NOT for the first time in the last couple of years, Ireland are in must-win territory to keep alive their hopes of progressing in a tournament.

Saturday’s five wickets defeat by Afghanistan in the Desert T20 means there can be no slip-ups in today’s game against Namibia or tomorrow’s against hosts UAE if they are to reach finals day on Friday and while even three years ago victory against these nations would have been a formality for Ireland, the pressure is now on a side which has lost their last seven T20 internationals.

A familiar face has returned to the Ireland set-up this week with Andrew White, a veteran of 232 internationals – only Kevin O’Brien and William Porterfield have played more – in a new role as specialist coach, using his vast experience of playing in the UAE and preparing the players so they are ready to perform.

“The senior players are very diligent in their preparation and are excellent role models for the younger guys coming into the team. One-to-one sessions with most of the players in the nets have been brilliant for me to get to know how each individual wants to prepare and play,” says the Grosvenor High School teacher.
He is also the latest to try and answer the question of just what has gone wrong with Ireland in the shortest format.

“We have won the Intercontinental Cup on several occasions and been the outstanding Associate Nation in the competition. To then become an outstanding team in T20 is difficult and we are asking players to average 40+ in first class cricket and then have a strike rate of 140 in T20,” says White.

“Even in club and Inter-provincial cricket it is arguably something that we do not see stand-out performances in. That said, the players in this squad have a very good understanding of what they have to do to be successful and hopefully over the course of the week we will see some improvements.

“There has been a real effort to try and identify players who we feel can have an impact on T20 cricket and the selection of Jacob Mulder and Josh Little are exciting prospects not only in this format but potentially other formats in time to come.

“The Interprovincial series has allowed Greg Thompson to earn a recall but it is not going to be an overnight fix and I know that the coaches at all levels realise the importance of improving on T20 skill levels.

“It has been disappointing to lose Stuart Thompson to injury on the eve of the tournament because he is the dynamic cricketer that could be very successful in this format.

“Although we lost the game on Saturday we were not as far away from victory as the scoreboard may suggest. The players know the areas we need to add 5-10% in and the desire is there to get back to winning ways. Although the final on Friday night is our target we need to play with the fight and flair that has seen us be successful in Dubai before. Having listened to the captain this week, excuses won't enter the vocabulary.”

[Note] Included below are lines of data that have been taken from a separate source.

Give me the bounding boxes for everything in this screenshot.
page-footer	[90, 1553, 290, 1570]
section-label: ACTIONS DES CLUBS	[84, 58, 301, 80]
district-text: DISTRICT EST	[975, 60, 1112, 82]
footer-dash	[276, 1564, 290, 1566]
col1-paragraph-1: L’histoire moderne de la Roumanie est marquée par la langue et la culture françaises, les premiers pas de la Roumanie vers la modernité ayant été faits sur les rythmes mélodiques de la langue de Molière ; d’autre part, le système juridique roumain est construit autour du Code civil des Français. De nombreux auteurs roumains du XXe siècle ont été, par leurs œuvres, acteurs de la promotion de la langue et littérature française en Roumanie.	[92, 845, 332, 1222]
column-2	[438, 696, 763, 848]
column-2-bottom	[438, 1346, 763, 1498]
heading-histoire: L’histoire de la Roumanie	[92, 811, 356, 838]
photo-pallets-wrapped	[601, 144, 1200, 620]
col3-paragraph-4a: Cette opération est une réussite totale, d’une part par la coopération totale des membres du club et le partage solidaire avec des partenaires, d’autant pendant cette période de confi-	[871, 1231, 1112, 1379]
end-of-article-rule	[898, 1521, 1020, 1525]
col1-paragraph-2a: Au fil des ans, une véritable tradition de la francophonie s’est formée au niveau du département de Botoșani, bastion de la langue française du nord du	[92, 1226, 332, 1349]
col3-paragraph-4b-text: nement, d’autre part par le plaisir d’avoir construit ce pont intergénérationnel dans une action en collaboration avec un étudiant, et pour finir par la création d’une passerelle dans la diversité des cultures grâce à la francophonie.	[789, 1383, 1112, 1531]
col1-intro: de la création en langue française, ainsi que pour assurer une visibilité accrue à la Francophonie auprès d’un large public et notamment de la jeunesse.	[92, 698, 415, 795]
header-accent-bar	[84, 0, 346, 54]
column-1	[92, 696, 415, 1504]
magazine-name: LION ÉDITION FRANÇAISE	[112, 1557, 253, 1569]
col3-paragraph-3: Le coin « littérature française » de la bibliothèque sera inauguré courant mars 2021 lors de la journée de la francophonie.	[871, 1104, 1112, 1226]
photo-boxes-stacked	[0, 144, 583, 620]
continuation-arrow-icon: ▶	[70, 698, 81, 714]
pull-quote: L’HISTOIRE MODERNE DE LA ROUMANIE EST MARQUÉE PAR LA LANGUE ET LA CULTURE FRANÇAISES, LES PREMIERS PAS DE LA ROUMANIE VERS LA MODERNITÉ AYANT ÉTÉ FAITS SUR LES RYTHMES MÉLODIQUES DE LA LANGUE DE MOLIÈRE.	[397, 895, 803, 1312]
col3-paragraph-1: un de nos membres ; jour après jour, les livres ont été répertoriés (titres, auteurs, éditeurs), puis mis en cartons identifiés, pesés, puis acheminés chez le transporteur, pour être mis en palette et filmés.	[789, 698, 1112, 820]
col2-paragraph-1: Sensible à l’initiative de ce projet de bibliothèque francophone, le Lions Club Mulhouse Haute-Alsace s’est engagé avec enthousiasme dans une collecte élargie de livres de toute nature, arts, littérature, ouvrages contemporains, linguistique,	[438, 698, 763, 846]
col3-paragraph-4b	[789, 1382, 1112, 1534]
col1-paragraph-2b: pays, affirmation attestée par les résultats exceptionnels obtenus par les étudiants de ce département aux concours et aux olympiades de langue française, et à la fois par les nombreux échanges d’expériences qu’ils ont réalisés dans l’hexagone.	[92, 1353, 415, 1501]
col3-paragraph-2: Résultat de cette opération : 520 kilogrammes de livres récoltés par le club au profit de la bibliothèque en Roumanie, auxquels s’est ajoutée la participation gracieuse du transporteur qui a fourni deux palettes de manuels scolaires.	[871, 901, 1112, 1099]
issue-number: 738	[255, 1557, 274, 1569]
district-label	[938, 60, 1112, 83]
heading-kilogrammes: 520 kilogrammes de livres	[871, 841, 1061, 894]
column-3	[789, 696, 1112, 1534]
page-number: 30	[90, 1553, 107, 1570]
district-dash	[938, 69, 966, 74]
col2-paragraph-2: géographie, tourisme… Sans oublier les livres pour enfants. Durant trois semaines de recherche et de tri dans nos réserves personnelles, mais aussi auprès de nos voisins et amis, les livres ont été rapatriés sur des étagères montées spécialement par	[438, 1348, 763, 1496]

Since retiring from the international scene two years ago, White has coached at various levels from youth cricket in the NCU to the Cricket Ireland Emerging Players Programme last winter, the latter focusing on batting and especially against spin.

“In December, John Bracewell spoke to me about coming out to Dubai in a specialist role to help with the batters and also to gain some experience and learn from the expertise of the backroom staff,” explains White who admits he is keen to stay involved.

“Grosvenor Grammar School have been very supportive and understanding again in allowing me the time to be away on international duty, something that I am appreciative of. I want to be able to play a part in helping not only this generation of Irish cricketers but also those that are to come, but what that involves we will have to wait and see.”